The medium-to-long term investment case for Indian equities remains intact. However, geopolitical exigencies leading to an oil shock/supply chain disruption and a global ‘risk-off’ sentiment seems an increasingly potent near-term risk to the scorching flows-led rally in Indian equities which has propelled benchmark indices to trade at rich valuations (1yr-fwd P/E of Nifty-50 / Nifty-Midcap100 / Nifty-Smallcap100 / BSE-500 are at a 14% / 49% / 45%/ 20% premium to their respective 7-yr avg). US Fed kickstarting its interest rates easing cycle with a larger-than-expected cut together with China unveiling new measures to stimulate its economy led to a strong rally in global equities.
Highlights
- As monthly net FII inflows clocked a 9mth high at US$6.9bn, net DII inflows into equities & retail inflows into equities (Direct/MFs) remained robust, the broad market gained 2% in Sep-24.

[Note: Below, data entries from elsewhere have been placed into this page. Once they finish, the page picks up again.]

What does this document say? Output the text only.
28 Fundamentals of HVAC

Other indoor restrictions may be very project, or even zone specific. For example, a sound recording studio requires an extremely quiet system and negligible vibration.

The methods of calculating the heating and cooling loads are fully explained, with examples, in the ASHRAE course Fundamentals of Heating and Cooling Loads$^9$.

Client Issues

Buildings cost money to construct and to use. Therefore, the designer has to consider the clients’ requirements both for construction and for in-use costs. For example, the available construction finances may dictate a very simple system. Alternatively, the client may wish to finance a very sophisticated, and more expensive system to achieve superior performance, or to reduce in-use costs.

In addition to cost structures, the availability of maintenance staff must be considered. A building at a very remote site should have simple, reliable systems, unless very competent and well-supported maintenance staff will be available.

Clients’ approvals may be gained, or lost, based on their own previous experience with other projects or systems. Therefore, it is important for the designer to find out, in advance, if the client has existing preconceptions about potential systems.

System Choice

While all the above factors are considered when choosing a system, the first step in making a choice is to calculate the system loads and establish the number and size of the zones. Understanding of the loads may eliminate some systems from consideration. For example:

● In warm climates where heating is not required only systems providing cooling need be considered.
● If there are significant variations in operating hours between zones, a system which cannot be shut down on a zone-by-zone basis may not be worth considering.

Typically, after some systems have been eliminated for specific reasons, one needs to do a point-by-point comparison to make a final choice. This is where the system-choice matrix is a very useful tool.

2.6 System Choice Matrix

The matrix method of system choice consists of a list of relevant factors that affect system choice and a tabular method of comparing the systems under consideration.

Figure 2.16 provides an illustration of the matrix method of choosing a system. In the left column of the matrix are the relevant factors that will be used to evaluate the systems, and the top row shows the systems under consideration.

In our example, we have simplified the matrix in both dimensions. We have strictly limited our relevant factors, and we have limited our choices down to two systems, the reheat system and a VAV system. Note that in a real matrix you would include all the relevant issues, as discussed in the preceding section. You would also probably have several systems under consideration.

- Sectors: (1) BFSI stocks still offer favorable risk-reward balance. (2) Selective stocks in logistics, auto & healthcare space may look reasonable. (3) We are on the sidelines in the case of Capital Goods, IT & Consumption (rich valuations across most stocks).
- As per street expectations, realty, durables, cap goods & healthcare to witness robust earnings growth in FY25.
- Consumption, MNC & Commodities themes were in favor in Sep-24. CPSE and PSE remain outperformers on a CYTD basis.